Offensively, Derozan can basically do two things—knock down a mid-range jumper and dunk. His ball-handling is very shaky to the point that he even struggles at times with the two dribbles that get him from the perimeter to the rim (he can't change direction either).
He doesn't have range beyond 17 feet. He can't catch-and-shoot when he is moving. His upper-body strength is not where it needs to be in order for him to finish through any kind of contact around the rim.
He is not a great passer (0.7 a:t/o) or decision maker, and does not have a high basketball IQ. But, like I said, his mid-range game is already pretty solid. He can knock down shots off the bounce.
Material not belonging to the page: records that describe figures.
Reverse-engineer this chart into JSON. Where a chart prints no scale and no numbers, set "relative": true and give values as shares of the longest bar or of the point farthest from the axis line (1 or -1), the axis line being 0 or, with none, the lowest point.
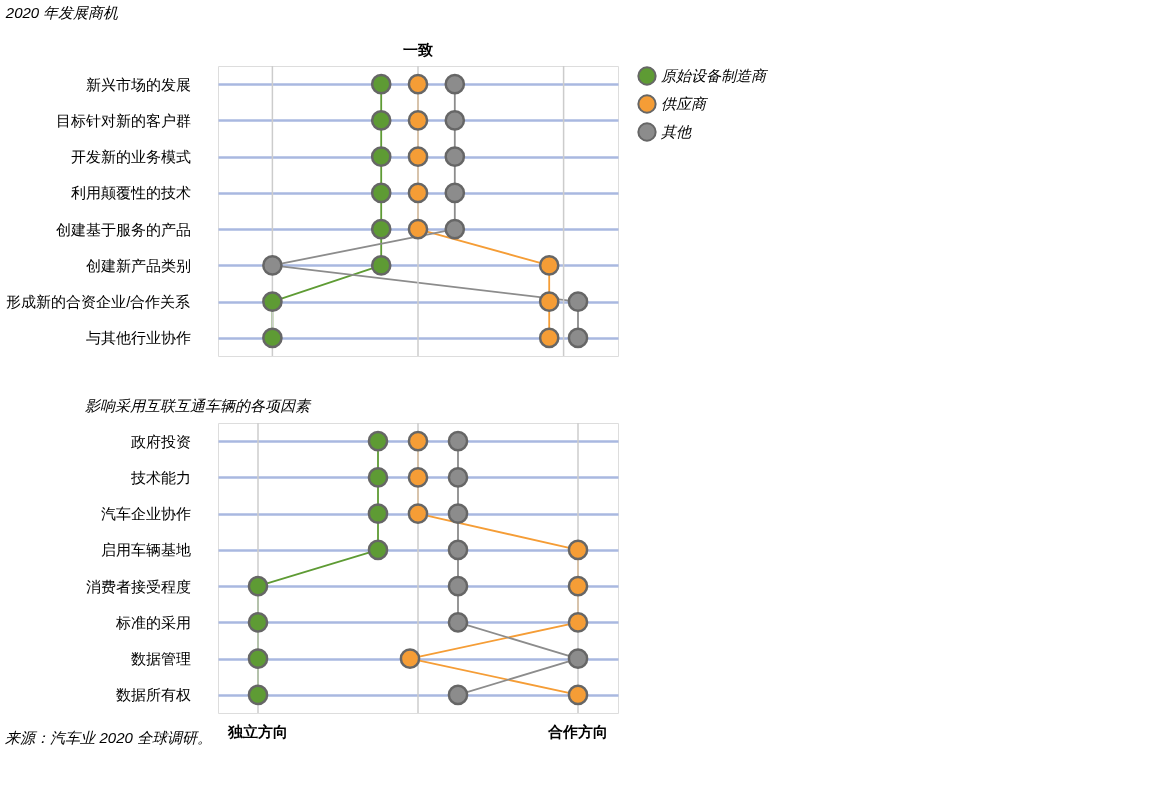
{
  "chart_data": [
    {
      "type": "line",
      "orientation": "horizontal",
      "relative": true,
      "title": "2020 年发展商机",
      "categories": [
        "新兴市场的发展",
        "目标针对新的客户群",
        "开发新的业务模式",
        "利用颠覆性的技术",
        "创建基于服务的产品",
        "创建新产品类别",
        "形成新的合资企业/合作关系",
        "与其他行业协作"
      ],
      "series": [
        {
          "name": "原始设备制造商",
          "color": "#5e9b34",
          "values": [
            -0.23,
            -0.23,
            -0.23,
            -0.23,
            -0.23,
            -0.23,
            -0.91,
            -0.91
          ]
        },
        {
          "name": "供应商",
          "color": "#f59d36",
          "values": [
            0,
            0,
            0,
            0,
            0,
            0.82,
            0.82,
            0.82
          ]
        },
        {
          "name": "其他",
          "color": "#8c8c8c",
          "values": [
            0.23,
            0.23,
            0.23,
            0.23,
            0.23,
            -0.91,
            1,
            1
          ]
        }
      ],
      "ref_lines": [
        {
          "axis": "x",
          "value": -0.91,
          "label": null
        },
        {
          "axis": "x",
          "value": 0,
          "label": "一致"
        },
        {
          "axis": "x",
          "value": 0.91,
          "label": null
        }
      ],
      "grid": "y",
      "legend": "top right",
      "marker": "circle",
      "line_style": "solid"
    },
    {
      "type": "line",
      "orientation": "horizontal",
      "relative": true,
      "title": "影响采用互联互通车辆的各项因素",
      "categories": [
        "政府投资",
        "技术能力",
        "汽车企业协作",
        "启用车辆基地",
        "消费者接受程度",
        "标准的采用",
        "数据管理",
        "数据所有权"
      ],
      "series": [
        {
          "name": "原始设备制造商",
          "color": "#5e9b34",
          "values": [
            -0.25,
            -0.25,
            -0.25,
            -0.25,
            -1,
            -1,
            -1,
            -1
          ]
        },
        {
          "name": "供应商",
          "color": "#f59d36",
          "values": [
            0,
            0,
            0,
            1,
            1,
            1,
            -0.05,
            1
          ]
        },
        {
          "name": "其他",
          "color": "#8c8c8c",
          "values": [
            0.25,
            0.25,
            0.25,
            0.25,
            0.25,
            0.25,
            1,
            0.25
          ]
        }
      ],
      "ref_lines": [
        {
          "axis": "x",
          "value": -1,
          "label": "独立方向"
        },
        {
          "axis": "x",
          "value": 0,
          "label": null
        },
        {
          "axis": "x",
          "value": 1,
          "label": "合作方向"
        }
      ],
      "grid": "y",
      "marker": "circle",
      "line_style": "solid",
      "annotations": [
        "来源：汽车业 2020 全球调研。"
      ]
    }
  ]
}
When he catches with his feet set, he is an above-average shooter from 15-17 feet.
A guy like that can develop into a pretty solid shooter if he puts in the work.
Another positive sign is how efficient Derozan is scoring the basketball. He averaged 13.9 ppg on just 10.5 shots, which is all the more impressive when you consider he made just six threes and 95 free throws this year (and also hit 56.2 percent from two).
While he might not have been shooting the ball enough, in general he wasn't taking bad shots, and he was making the ones he took.
On the defensive end, Derozan has a lot to learn. His fundamentals are not yet up to par, he sometimes falls asleep (especially on help side), and he never really showed flashes of being a playmaker on this end.
But one thing he did was play hard.
Like I said, for someone as raw as Derozan is—skills, fundamentals, and basketball basics can be taught. Effort, work ethic, and the heart to play hard (on both ends) cannot.
Comparisons: Best Case: Some combination of Josh Howard, Gerald Wallace, Vince Carter, and Jason Richardson; Worst Case: Desmond Mason and Rodney Carney
Bottom Line: Derozan has more potential than any other wing player in this class. If he works his tail off and develops within a team's system, he has enough raw ability that he can be a top 10-15 player in the league.
But that is a ways down the road, and it is always tough to keep working hard when you aren't getting minutes. As to what kind of player Derozan becomes, it is really going to depend on who drafts him and what they are looking for Derozan to be—do they want a scoring guard (a la VC), or do they want a slashing small forward (a la Gerald Wallace)?
Because of how risky (read: how raw) Derozan is as a prospect, he is probably going to fall somewhere in the middle of the lottery (6-12 range), but that is subject to change based on how the draft order shakes out.